Sempozyumun Amacı

Herhangi bir fikir veya ideoloji ortaya çıktığı ilk anlarda tüm müntesiplerinin kabul ettiği temel ilkelere sahiptir. Fakat zamanla bu temel ilkeler gerek kendi iç dinamiklerinden gerekse müntesiplerinin sahip oldukları bazı tutumlardan hareketle değişmeye ve alt guruplara ayrılmaya başlar. Başlangıç noktaları aynı olsa da zamanla meydana gelen bu değişim ve bölünmeler birbirlerinden, sanki başlangıç noktaları aynı değilmiş gibi uzaklaşır ve hatta birbirine düşman olabilirler.

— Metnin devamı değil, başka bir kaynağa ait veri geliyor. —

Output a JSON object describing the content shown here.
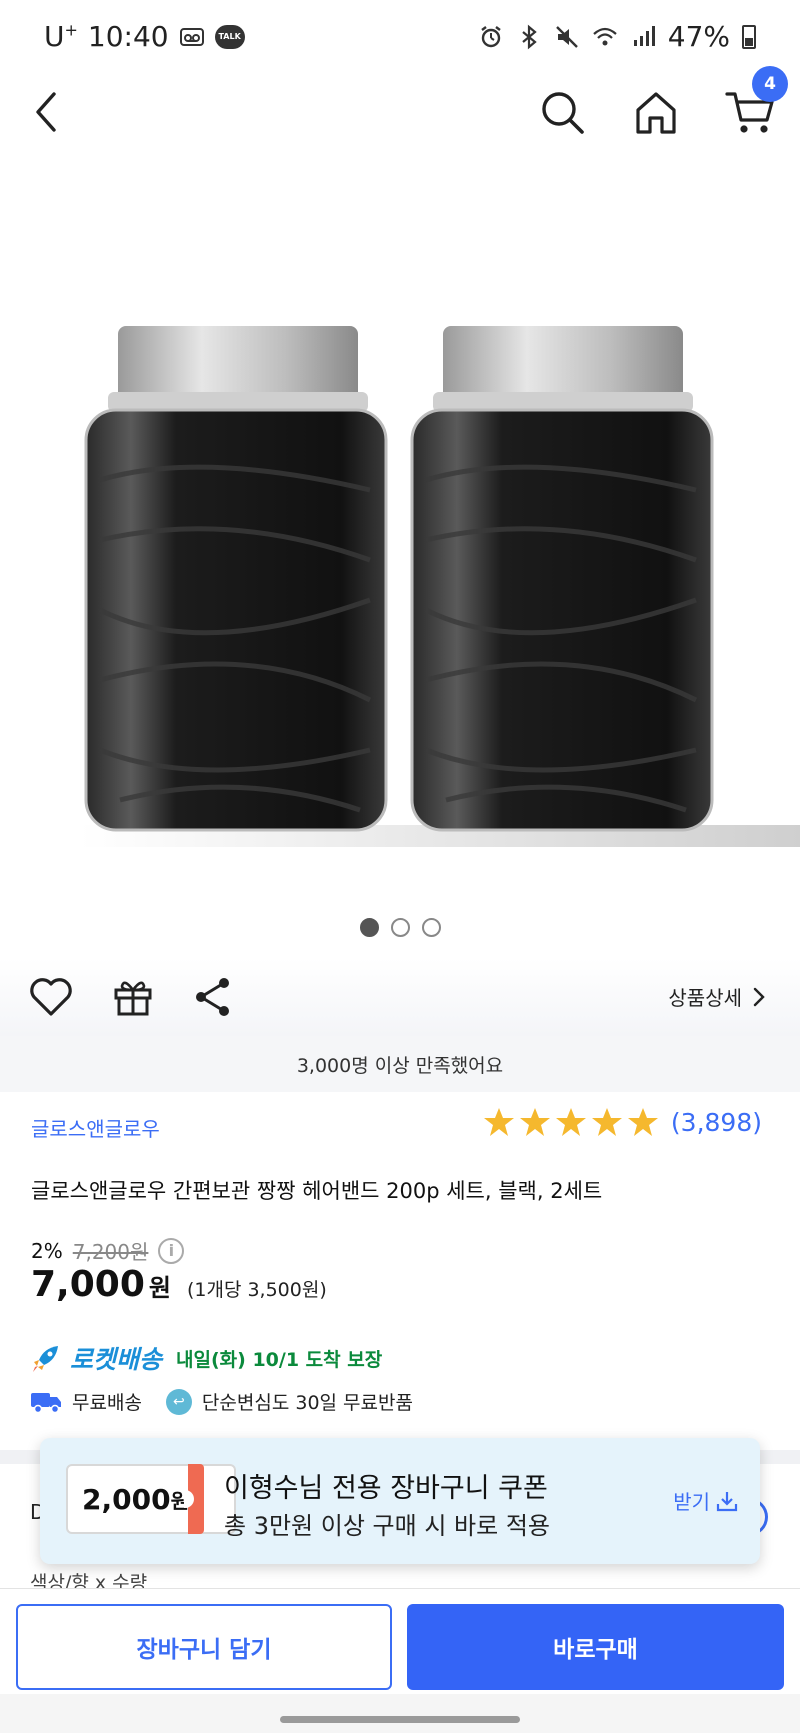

Bu gerçek, dinler söz konusu olduğunda da büyük ölçüde doğrudur. Yeryüzündeki hemen tüm dinler, ortaya çıktıkları ilk anlarda müntesiplerini belli değer ve inanç esasları etrafında toplalarken, zamanla bu özelliklerini yitirmiş ve müntesiplerinin birbirinden farklı dini anlayışlara sahip olmalarının önüne geçememişlerdir.
İslam dini söz konusu olduğunda da bu durum diğerlerinden pek fazla farklılık göstermez. İlk nazil olduğu anlarda Müslümanlar büyük ölçüde yek bir görünüm arz etmelerine rağmen zamanla İslam isminin içinde kalarak birbirinden farklı bir takım dini anlayışlara sahip olmakta gecikmemişlerdir. Bu ayrışmanın temelde iç ve dış olmak üzere iki sebebinden bahsedilebilir.
İç sebep olarak dini metinlerin yapısı gösterilebilir. Temel kaynak olan metin Kur’an-ı Kerim ve onun sahip olduğu dilin yapısı, farklı yorumlara izin vermekte ve usulünce yapılan bu yorumlardan hareketle ortaya çıkan ve bazen birbirine zıt gibi görünen bu yorum farklılıkları epistemolojik bir değer taşımakta ve Müslümanların dini hayatlarını zenginleştirmede büyük ve olumlu bir rol üstlenmektedir.
Dış sebep olarak ise Müslümanların dine ve dünyaya bakışları gösterilebilir. Müslümanlar, İslam tarihi boyunca ve hatta İslam öncesi geleneklerinin de etkisiyle dini metinlere her daim birbirinden farklı düşünce yapılarıyla bakmışlardır. Bu bakış açılarının arka planında sosyal, siyasi, ekonomik, kültürel, tarihi, coğrafi vb. birçok etken vardır. Tüm bu etkenler bir araya geldiğinde birbirinden farklı din anlayışlarının varlığı da kaçınılmaz olmaktadır. İç sebepler kaynaklı farklılaşmaların olumlu ve hatta zorunlu olduğunu düşündüğümüz bu noktada, dış sebeplerin aynı ölçüde her zaman olumlu sonuçları olduğunu söylemek mümkün değildir.
Bugün İslam dünyasını oluşturan toplumların neredeyse her birinin kendine has bir İslam ve din anlayışı mevcuttur. Bu farklılıkları “yorum farkı, kültür farkı” gibi masumane kavramlarla açıklamak her zaman doğru bir tutum olmamaktadır. Dahası, bu farklılıkların son dönemlerde ortaya çıkardığı zararlar hemen herkes tarafından dile getirilmeye başlanmıştır. Dijital çağda dinin geleceğine yönelik tartışmalar da bu meseleyle ilişkilendirildiğinde, mesele artık epistemolojik ve sosyolojik bir sorun olmanın da ötesine geçerek dinler ve özellikle İslam açısından ontolojik bir önemi haiz olmuştur.
Günümüz İslam dünyasında Müslümanlar arasında ortaya çıkan farklı din algılarının sebepleri, uygulama süreçleri ve sonuçlarının alınacağı bu sempozyum, konu ile ilgili olarak uzmanların görüşlerini ortaya koymayı ve varsa olumlu olumsuz yönlerinin tespitini yaparak düşünce dünyasına katkı sunmayı amaçlamaktadır.